Wells Fargo CEO Charlie Scharf says things are bad in CRE lending, and likely to get worse

Wells Fargo & Co. (NYSE: WFC) is preparing for darker days ahead as it works with commercial real estate borrowers trying to refinance loans amid higher interest rates and plunging property values.

“There’s no question that our credit results are still significantly better than we would expect through the cycle, so we’d expect them to deteriorate from here,” CEO Charlie Scharf said May 31 at the annual Bernstein Strategic Decisions conference. 

Commercial real estate is of key concern for lenders, who anticipate a wave of defaults ahead. Wells Fargo, the Triad’s second-largest commercial bank with 20% market share, is trying to reduce risk in its loan portfolio.

“We go into a huge amount of detail. We look city by city, we look property by property to look at exposures, and I would say there’s no question that there’ll be losses,” Scharf said. “We are very proactively managing what the portfolio looks like.

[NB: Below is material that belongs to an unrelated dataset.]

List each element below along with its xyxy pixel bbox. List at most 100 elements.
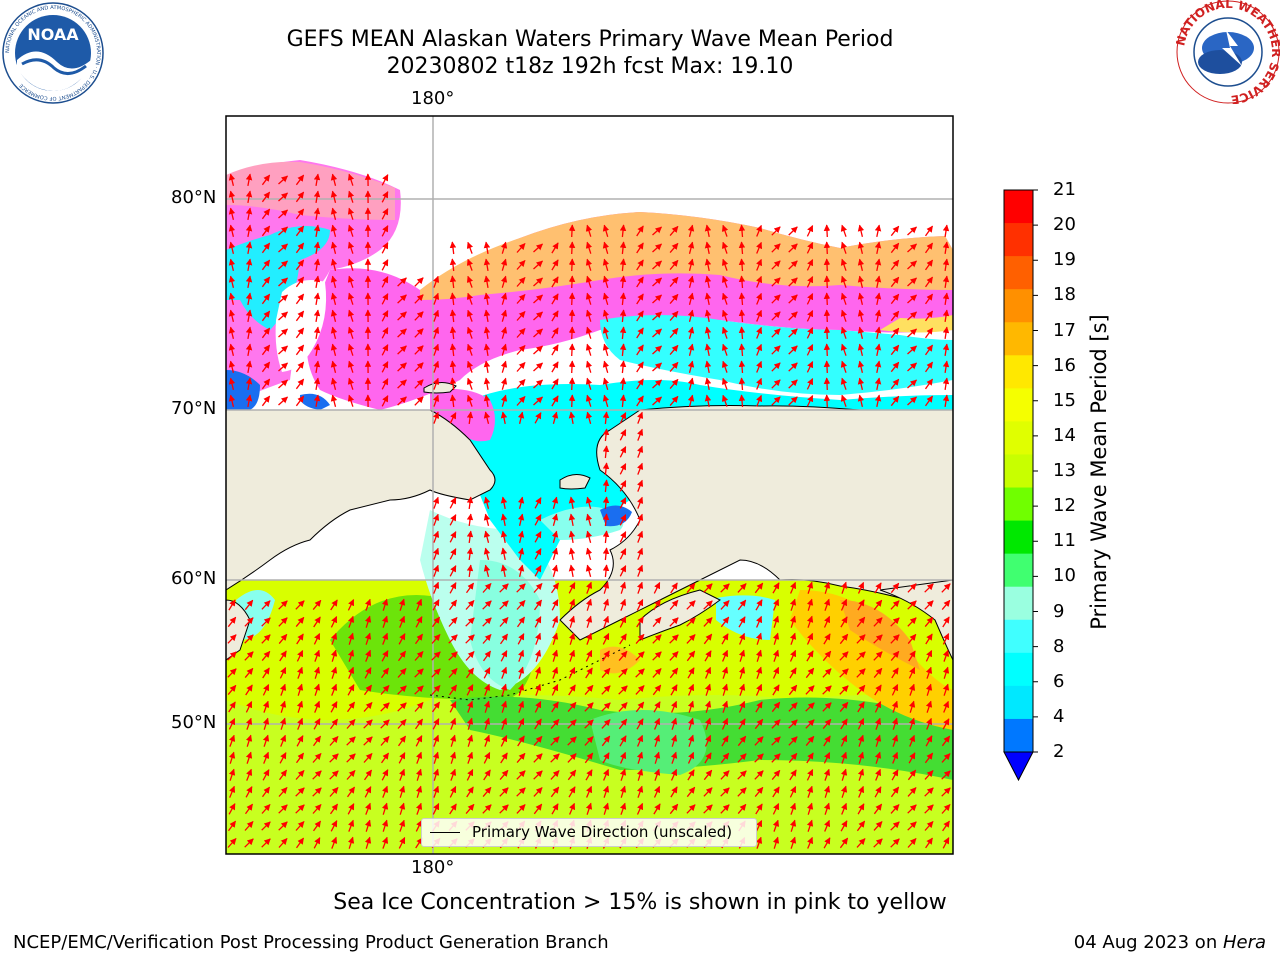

“We know every property which has ‘events’ between now and the remainder of the year and into next year,” said Scharf, adding that the bank is working with borrowers to understand their situation. 

“Can we do something to restructure, to extend with a modification, which we think is helpful for them but also derisks and benefits us,” Scharf said. 

Scharf also provided more detail on its office loan portfolio. About 12% or 13% is owner occupied and 80% of its office loans are for Class A properties. Wells has about one-third of its office property loans coming with personal guarantees, since the mortgages often come through its middle-market business customers.

Wells is also taking other steps to prepare for the prospects of a slowing economy.

“Loan growth is not extremely strong,” said Scharf, who expects Wells and other lenders to tighten credit availability in the months ahead as they adjust to higher capital requirements from regulators.

“We’ve also been proactive about taking some measures to just reduce originations for marginal borrowers, both on the commercial side and on the consumer side, which I think is the right long-term thing to do for the franchise,” he said.

Banks also are being more conservative as they start to see marginal borrowers struggling a bit more than they were just six months ago, Scharf said. Much of the banking industry has been touting the strength of consumers, many still holding savings from pandemic-fueled stimulus programs. But Scharf signaled consumers may be starting to bifurcate based on their financial strength. 

Individuals with credit scores below 660 are “performing fairly substantially worse” than those above 660, Scharf said. 

“Already?” Scharf was asked. He replied, “Already, sure.

“The strength of the consumer is still relatively strong, which is helpful, but there is a differentiation between the more affluent consumer and the less affluent.”